Liberal yüzsüzlük bitmiyor: AKP 2010 referandumunda kabul edilen yasaları kaldırıyormuş
Liberal "yetmez ama evet" dalgasının aktörlerinde yüzsüzlük devam ediyor. Haberdar internet sitesinde yazan Yavuz Baydar, "Yetmez ama evetçiliği" hakaretlerle savundu.
Liberal “yetmez ama evet” dalgasının aktörlerinde yüzsüzlük devam ediyor. Haberdar internet sitesinde yazan Yavuz Baydar, “Yetmez ama evetçiliği”, “Madem çok kötüydü referandum sonucu, AKP neden onun kilit kazanımlarını imha etti ve etmeye devam ediyor?” diye savundu.
“Bütün sorunlar ‘yetmez ama evet’çilerin yüzde 2’lik oyundan mı çıktı?” başlıklı yazısında Baydar, Anayasa Mahkemesi’ne bireysel başvuru hakkı o referandumla geldiğini söyleyerek “yetmez ama evetçileri” rahat bırakmayan solculara kin kustu.
Ülkenin azgın bir iktidar partisi ile yılgın ve pusulasız bir muhalefetin zımni işbirliği yüzünden uçurumun dibine yuvarlandığını söyleyen Yavuz Baydar, “yetmez ama evetçilerin” AKP’ye koltuk değneği olmalarına rağmen bugün AKP karşıtlığı üzerinden siyaset sahnesine geri dönme çabalarına karşı duranlara “cehalet timsali bir güruh”, “betonarme budala”, “kirli vicdansız elit”, “ahmak papağan sürüsü” diye hakaretler yağdırarak “hala ‘herşey bu yetmez ama evetçiler yüzünden’ diye papağan gibi söylenip durmakta” olmakla suçladı.
Liberallerin ahlaksız bir ikiyüzlülükle Haziran Direnişi’ne giden süreçte AKP ile olan ittifaklarını ve sonrasında Haziran Direnişi ile ortaya çıkan tepkinin sola yönelmesini engellemek için yaptıklarını unutturmak için her türlü fırıldaklığı mübah gördüğü bu yazıyla bir kez daha gözler önüne serildi.
2013 Haziranı’ndan sonra halkın tepkisini “tatava yapma bas geç”, “en güçlü adayda birleşelim”, “AKP’yi geriletiyoruz” diyerek sandığa gömen düzen partilerine yönelen liberallerin timsah gözyaşlarını dökmek de Yavuz Baydar’a nasip oluyor.

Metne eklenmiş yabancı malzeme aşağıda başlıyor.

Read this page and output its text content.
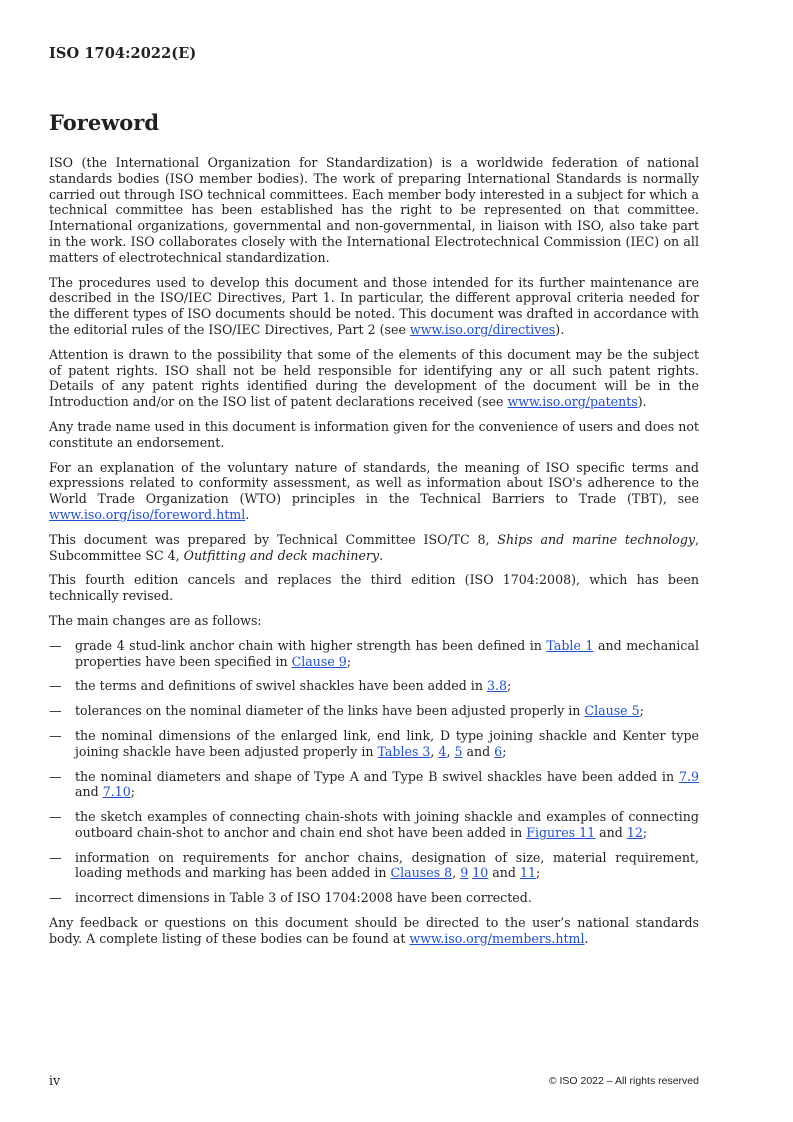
ISO 1704:2022(E)
Foreword

ISO (the International Organization for Standardization) is a worldwide federation of national standards bodies (ISO member bodies). The work of preparing International Standards is normally carried out through ISO technical committees. Each member body interested in a subject for which a technical committee has been established has the right to be represented on that committee. International organizations, governmental and non-governmental, in liaison with ISO, also take part in the work. ISO collaborates closely with the International Electrotechnical Commission (IEC) on all matters of electrotechnical standardization.

The procedures used to develop this document and those intended for its further maintenance are described in the ISO/IEC Directives, Part 1. In particular, the different approval criteria needed for the different types of ISO documents should be noted. This document was drafted in accordance with the editorial rules of the ISO/IEC Directives, Part 2 (see www.iso.org/directives).

Attention is drawn to the possibility that some of the elements of this document may be the subject of patent rights. ISO shall not be held responsible for identifying any or all such patent rights. Details of any patent rights identified during the development of the document will be in the Introduction and/or on the ISO list of patent declarations received (see www.iso.org/patents).

Any trade name used in this document is information given for the convenience of users and does not constitute an endorsement.

For an explanation of the voluntary nature of standards, the meaning of ISO specific terms and expressions related to conformity assessment, as well as information about ISO's adherence to the World Trade Organization (WTO) principles in the Technical Barriers to Trade (TBT), see www.iso.org/iso/foreword.html.

This document was prepared by Technical Committee ISO/TC 8, Ships and marine technology, Subcommittee SC 4, Outfitting and deck machinery.

This fourth edition cancels and replaces the third edition (ISO 1704:2008), which has been technically revised.

The main changes are as follows:

—	grade 4 stud-link anchor chain with higher strength has been defined in Table 1 and mechanical properties have been specified in Clause 9;
—	the terms and definitions of swivel shackles have been added in 3.8;
—	tolerances on the nominal diameter of the links have been adjusted properly in Clause 5;
—	the nominal dimensions of the enlarged link, end link, D type joining shackle and Kenter type joining shackle have been adjusted properly in Tables 3, 4, 5 and 6;
—	the nominal diameters and shape of Type A and Type B swivel shackles have been added in 7.9 and 7.10;
—	the sketch examples of connecting chain-shots with joining shackle and examples of connecting outboard chain-shot to anchor and chain end shot have been added in Figures 11 and 12;
—	information on requirements for anchor chains, designation of size, material requirement, loading methods and marking has been added in Clauses 8, 9 10 and 11;
—	incorrect dimensions in Table 3 of ISO 1704:2008 have been corrected.

Any feedback or questions on this document should be directed to the user’s national standards body. A complete listing of these bodies can be found at www.iso.org/members.html.

iv	© ISO 2022 – All rights reserved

Baydar yazısında, “ABD, Hindistan, Güney Afrika, İspanya, Cezayir, Brezilya, nereye bakarsanız bakın, geçiş süreçlerinde mutlaka bir öncü aydın grubu var, ama aynı zamanda onların sırtını dayadığı, kitleleri umut etrafında peşine takmış, ülkenin sosyolojik gerçekleri ile gerçekçi bağ kurmuş, güçlü bir muhalefet hareketi de var. Başka türlüsü olmuyor.” diye yazarak bu timsah gözyaşlarını somutluyor.
Bu satırların insanı daha da öfkelendiren yanı ise, bu liberal yüzsüzlüğün “öncü aydın grubu” denilerek halkın öncüleri olduklarını iddia edebilecek bir noktaya kadar varabilmesinde.
Muhalefete çatan Baydar, akademisyenlerden Dündar-Gül davasına, Koza-İpek grubundan Zaman-Cihan Haber Ajansı’na el çabukluğu marifetiyle liberaller ile Fethullah Gülen cemaatinin kavgalarını da halkın kavgası haline getirmeye çalışıyor.
Baydar’ın ve diğer liberallerin iyi bilmesi gerekiyor. Türkiye’de cumhuriyetçi bir damar var ve bu damar elbette bir gün emekçilerle buluşacak. Ama asla bu liberal yüzsüzlüğe alet olmayacak.